In general, having social connections is linked to better mental health. However, maintaining friendships over Facebook and other social media sites can be fraught with problems. Some research suggests that reading other people’s chipper status updates makes people feel worse about themselves — particularly if those other people have a large friend list, which may lead to a lot of showing off. Those findings suggest that limiting your friend list to people who you feel particularly close to might help you avoid seeing a parade of peacocking status updates from people who seem to have perfect lives.

Time on social networking sites has been linked to depressive symptoms, though it’s not clear whether the mental health problems or the social media usage comes first. A study presented in April 2015 at the annual conference of the British Sociological Association found that social media is a double-edged sword: People with mental health conditions reported that social media sites offered them feelings of belonging to a community, but also said that Facebook and other sites could exacerbate their anxiety and paranoia.

The best bet, researchers say, is to take advantage of the connectivity conferred by social media, but to avoid making Facebook or Twitter your entire social life.

“You have to be careful,” University of Houston psychologist Linda Acitelli told Live Science in 2012.

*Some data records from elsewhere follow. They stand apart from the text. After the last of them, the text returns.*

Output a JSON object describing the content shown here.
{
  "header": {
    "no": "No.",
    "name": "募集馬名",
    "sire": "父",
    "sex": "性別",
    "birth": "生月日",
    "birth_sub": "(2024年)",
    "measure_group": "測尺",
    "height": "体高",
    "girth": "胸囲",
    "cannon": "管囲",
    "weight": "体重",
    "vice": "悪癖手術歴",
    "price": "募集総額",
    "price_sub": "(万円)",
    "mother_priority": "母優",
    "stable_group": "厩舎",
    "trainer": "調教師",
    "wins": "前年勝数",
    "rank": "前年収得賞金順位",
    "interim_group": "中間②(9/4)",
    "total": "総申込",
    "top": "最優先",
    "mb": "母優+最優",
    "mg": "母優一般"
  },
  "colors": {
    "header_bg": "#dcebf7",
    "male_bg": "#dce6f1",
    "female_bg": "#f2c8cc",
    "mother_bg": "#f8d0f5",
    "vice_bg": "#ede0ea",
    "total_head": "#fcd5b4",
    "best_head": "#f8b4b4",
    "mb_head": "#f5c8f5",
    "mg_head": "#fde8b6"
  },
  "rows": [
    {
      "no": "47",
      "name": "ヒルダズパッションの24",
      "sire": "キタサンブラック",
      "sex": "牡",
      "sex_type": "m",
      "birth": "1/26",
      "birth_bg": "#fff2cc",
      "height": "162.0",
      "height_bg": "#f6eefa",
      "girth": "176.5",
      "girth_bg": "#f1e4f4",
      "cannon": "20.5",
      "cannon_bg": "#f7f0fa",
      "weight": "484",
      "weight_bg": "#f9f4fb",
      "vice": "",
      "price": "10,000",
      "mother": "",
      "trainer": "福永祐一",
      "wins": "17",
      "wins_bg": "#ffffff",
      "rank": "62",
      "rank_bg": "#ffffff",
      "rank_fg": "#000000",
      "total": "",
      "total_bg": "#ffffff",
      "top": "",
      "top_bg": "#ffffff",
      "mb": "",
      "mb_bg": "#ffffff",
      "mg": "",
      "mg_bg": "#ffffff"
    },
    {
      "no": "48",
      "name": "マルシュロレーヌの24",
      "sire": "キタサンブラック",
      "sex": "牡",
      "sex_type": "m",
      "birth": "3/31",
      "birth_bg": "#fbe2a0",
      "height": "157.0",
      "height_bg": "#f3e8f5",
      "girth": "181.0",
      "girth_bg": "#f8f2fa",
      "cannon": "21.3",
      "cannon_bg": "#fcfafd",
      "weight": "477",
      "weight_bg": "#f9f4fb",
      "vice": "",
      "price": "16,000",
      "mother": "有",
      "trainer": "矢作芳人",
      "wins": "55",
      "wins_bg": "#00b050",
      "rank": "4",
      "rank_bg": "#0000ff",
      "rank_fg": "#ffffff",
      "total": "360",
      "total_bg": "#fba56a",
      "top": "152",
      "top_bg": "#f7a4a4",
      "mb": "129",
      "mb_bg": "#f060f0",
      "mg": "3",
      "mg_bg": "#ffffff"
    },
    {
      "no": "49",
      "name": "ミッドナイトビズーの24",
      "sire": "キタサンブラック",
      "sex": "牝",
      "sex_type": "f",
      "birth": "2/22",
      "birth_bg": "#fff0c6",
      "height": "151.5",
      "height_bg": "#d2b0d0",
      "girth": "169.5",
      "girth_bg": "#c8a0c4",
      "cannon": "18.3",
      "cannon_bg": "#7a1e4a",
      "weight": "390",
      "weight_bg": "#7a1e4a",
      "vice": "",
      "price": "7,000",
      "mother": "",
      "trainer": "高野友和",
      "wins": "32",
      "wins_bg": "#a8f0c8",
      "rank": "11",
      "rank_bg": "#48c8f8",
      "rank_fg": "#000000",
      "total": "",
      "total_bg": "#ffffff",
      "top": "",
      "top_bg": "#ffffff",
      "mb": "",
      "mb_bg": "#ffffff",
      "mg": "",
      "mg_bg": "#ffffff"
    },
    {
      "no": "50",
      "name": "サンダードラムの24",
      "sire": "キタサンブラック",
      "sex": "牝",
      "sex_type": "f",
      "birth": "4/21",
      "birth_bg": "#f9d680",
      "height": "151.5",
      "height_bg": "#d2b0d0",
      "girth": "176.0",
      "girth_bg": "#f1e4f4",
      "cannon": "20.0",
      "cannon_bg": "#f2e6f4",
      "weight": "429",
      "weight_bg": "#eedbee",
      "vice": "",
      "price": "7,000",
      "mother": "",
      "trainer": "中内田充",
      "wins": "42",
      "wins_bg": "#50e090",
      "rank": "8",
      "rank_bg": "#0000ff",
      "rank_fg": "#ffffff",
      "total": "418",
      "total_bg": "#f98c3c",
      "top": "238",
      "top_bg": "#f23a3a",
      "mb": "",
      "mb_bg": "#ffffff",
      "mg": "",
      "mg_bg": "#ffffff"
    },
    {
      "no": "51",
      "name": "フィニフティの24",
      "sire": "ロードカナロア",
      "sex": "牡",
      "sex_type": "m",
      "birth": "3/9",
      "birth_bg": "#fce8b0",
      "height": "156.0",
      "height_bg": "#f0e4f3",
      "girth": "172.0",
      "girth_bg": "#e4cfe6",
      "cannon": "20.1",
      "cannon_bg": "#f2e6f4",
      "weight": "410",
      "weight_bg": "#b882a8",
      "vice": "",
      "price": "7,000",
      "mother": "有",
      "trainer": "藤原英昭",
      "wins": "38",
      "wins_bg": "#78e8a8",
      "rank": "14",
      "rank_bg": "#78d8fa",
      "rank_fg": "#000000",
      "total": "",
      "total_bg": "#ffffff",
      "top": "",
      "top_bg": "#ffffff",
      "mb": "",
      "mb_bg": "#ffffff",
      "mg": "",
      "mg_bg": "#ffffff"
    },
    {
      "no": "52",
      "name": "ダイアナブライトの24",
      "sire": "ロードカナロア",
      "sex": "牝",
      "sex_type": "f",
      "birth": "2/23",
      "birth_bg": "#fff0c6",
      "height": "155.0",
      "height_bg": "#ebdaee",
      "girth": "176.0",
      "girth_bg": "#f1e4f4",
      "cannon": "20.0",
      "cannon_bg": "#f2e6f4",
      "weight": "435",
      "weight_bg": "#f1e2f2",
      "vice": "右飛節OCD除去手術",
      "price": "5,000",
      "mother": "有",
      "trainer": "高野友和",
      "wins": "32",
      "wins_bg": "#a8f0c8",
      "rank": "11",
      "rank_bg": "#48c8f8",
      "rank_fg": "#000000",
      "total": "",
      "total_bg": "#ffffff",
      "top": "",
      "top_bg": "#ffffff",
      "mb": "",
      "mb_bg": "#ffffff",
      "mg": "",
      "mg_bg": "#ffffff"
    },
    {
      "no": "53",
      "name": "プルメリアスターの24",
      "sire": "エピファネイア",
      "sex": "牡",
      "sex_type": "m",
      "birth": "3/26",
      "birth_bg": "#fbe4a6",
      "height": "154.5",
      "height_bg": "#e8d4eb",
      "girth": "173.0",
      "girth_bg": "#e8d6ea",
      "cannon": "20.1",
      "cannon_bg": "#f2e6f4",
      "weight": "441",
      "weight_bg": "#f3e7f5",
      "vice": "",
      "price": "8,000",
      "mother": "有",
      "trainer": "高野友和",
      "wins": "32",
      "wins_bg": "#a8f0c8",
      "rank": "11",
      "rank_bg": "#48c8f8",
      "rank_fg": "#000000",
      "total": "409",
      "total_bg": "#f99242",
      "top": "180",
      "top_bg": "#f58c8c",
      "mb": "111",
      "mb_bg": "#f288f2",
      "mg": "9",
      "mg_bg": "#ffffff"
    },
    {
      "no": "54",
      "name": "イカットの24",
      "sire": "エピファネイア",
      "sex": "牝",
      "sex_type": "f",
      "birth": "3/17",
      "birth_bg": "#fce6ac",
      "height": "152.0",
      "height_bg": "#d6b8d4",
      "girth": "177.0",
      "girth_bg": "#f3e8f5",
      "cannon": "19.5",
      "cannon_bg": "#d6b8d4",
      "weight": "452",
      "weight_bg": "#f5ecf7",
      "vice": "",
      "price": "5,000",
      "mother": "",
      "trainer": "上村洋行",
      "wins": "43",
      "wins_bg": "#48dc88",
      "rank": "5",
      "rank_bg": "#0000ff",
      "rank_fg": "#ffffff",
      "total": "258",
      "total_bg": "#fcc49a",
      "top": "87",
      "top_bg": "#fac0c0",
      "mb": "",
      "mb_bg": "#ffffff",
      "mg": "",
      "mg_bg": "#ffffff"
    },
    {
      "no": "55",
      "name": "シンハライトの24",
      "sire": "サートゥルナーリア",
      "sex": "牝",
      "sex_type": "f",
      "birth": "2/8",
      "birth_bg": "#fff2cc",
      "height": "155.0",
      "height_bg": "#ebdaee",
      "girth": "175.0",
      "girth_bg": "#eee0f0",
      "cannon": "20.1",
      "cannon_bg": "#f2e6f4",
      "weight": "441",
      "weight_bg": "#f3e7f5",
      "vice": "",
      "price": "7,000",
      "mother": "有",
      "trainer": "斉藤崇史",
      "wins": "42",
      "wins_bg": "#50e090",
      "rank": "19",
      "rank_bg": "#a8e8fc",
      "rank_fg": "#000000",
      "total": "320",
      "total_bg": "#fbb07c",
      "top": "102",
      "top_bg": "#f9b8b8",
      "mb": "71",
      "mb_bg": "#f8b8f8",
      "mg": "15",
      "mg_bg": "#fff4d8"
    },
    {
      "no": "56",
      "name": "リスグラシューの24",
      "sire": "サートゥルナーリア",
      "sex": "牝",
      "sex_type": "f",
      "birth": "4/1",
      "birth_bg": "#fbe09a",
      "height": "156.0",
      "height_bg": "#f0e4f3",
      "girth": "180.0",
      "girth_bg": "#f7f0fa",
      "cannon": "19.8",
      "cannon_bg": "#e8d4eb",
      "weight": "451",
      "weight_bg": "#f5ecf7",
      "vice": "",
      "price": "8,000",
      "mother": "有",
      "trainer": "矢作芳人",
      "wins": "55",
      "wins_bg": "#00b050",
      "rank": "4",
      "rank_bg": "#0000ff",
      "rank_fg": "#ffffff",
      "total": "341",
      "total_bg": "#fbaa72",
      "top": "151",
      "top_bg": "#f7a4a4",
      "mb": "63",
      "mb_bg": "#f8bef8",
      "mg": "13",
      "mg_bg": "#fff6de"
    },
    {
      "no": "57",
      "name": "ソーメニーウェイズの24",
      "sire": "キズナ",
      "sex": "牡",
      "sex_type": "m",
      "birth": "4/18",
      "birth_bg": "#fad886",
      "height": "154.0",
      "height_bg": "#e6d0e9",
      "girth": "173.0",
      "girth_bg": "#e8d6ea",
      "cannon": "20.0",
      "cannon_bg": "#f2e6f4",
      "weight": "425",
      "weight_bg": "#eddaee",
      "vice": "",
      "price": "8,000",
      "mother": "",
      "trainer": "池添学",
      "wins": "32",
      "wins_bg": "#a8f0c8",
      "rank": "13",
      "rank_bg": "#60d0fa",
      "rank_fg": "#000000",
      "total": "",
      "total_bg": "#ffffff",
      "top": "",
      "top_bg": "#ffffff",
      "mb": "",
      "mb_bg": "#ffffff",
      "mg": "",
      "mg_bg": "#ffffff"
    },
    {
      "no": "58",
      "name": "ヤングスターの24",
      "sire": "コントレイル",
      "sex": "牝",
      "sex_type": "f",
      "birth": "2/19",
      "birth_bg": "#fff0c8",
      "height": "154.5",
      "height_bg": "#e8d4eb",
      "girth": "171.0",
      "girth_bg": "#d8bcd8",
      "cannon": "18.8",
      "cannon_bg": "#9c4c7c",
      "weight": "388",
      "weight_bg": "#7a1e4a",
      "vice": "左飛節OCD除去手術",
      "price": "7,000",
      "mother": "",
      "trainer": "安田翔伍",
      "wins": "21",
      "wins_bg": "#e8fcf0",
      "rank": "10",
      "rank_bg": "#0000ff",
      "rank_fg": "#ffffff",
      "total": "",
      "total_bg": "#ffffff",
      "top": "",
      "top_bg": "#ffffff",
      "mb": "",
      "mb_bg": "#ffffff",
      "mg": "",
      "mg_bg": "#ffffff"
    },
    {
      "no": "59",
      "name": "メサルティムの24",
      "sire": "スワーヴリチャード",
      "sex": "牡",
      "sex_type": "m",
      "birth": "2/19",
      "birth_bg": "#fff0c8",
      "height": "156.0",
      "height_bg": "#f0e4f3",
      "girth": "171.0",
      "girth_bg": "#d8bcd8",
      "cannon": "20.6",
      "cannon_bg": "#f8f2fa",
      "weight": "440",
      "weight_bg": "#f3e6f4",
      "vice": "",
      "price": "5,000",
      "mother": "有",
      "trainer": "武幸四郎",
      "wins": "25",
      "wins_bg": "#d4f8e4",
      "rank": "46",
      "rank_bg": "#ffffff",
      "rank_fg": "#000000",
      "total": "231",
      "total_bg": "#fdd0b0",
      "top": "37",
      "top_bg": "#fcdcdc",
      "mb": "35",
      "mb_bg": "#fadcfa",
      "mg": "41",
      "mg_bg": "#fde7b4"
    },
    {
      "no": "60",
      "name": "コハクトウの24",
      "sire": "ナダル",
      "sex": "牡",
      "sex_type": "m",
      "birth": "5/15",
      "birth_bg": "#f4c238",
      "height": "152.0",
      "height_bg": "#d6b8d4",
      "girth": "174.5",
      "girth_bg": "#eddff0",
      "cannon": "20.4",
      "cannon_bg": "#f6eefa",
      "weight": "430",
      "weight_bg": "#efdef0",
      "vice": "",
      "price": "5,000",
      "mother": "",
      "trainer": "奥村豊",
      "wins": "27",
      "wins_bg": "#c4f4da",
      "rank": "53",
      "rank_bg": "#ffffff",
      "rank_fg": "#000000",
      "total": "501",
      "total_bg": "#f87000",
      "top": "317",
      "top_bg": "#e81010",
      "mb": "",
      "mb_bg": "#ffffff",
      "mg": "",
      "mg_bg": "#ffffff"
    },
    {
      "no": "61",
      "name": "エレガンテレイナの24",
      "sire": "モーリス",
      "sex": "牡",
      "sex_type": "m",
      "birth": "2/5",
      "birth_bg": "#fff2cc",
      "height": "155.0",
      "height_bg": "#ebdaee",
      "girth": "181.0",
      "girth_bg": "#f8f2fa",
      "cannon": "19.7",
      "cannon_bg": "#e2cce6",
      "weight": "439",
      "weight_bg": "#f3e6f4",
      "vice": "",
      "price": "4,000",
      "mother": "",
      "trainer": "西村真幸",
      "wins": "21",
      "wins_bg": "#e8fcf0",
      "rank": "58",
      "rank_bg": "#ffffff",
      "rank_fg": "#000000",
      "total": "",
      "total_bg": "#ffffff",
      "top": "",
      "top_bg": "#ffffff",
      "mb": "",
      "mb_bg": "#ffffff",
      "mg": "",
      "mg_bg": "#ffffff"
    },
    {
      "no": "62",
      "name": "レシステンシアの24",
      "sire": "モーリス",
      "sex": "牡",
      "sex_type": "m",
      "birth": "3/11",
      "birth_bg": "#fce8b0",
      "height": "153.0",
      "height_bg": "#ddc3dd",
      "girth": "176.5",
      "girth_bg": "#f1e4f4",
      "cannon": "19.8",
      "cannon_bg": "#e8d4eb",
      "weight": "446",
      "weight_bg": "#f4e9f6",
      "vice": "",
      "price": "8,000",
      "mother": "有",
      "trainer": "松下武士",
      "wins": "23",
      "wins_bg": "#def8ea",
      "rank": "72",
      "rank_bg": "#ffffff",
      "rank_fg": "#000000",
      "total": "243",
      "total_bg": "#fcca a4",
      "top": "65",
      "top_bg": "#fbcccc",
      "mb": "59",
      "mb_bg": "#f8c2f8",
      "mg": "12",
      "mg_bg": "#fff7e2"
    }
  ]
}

7. Look for meaning, not pleasure

Imagine a life of lounging by a pool, cocktail in hand. When you aren’t sunning yourself, you’re shopping for cute clothes or planning your next party.

Paradise? Not so much. A 2007 study found that people are actually happier in life when they take part in meaningful activities than when they focus on hedonism. University of Louisville researchers asked undergrads to complete surveys each day for three weeks about their daily activities. They also answered questions about their happiness levels and general life satisfaction.

The study, published in the Journal of Research in Personality, found that the more people participated in personally meaningful activities such as helping other people or pursuing big life goals, the happier and more satisfied they felt. Seeking pleasure didn’t boost happiness.

8. Worry (some), but don’t vent

Everyone’s had the experience of worrying about something they can’t change. If constant worrying becomes a pervasive problem, though, science suggests you should just put it on the calendar.

Scheduling your “worry time” to a single, 30-minute block each day can reduce worries over time, according to a study published in July 2011 in the Journal of Psychotherapy and Psychosomatics. Patients in the study were taught to catch themselves worrying throughout the day and then postpone the worries to a prearranged block of time. Even just realizing that they were worrying helped patients calm down, the researchers found, but stopping the worrying and saving it for later was the most effective technique of all.

Venting about stresses, however, appears to make people feel worse about life, not better. So set aside that worry time — but do it silently.

9. Learn not to sweat the small stuff

Daily irritations are part of life, but they can also wear us down. In a 2013 study in the journal Psychological Science, researchers used two national surveys to look at the influence of minor annoyances on people’s mental health. They found surprisingly strong links.

The more negatively people responded to small things like having to wait in traffic or having arguments with a spouse, the more anxious and distressed they were likely to be when surveyed again 10 years later, the researchers reported.

“It’s important not to let everyday problems ruin your moments,” study researcher Susan Charles, a psychologist at the University of California, Irvine, said in a statement when the research was released. “After all, moments add up to days, and days add up to years.”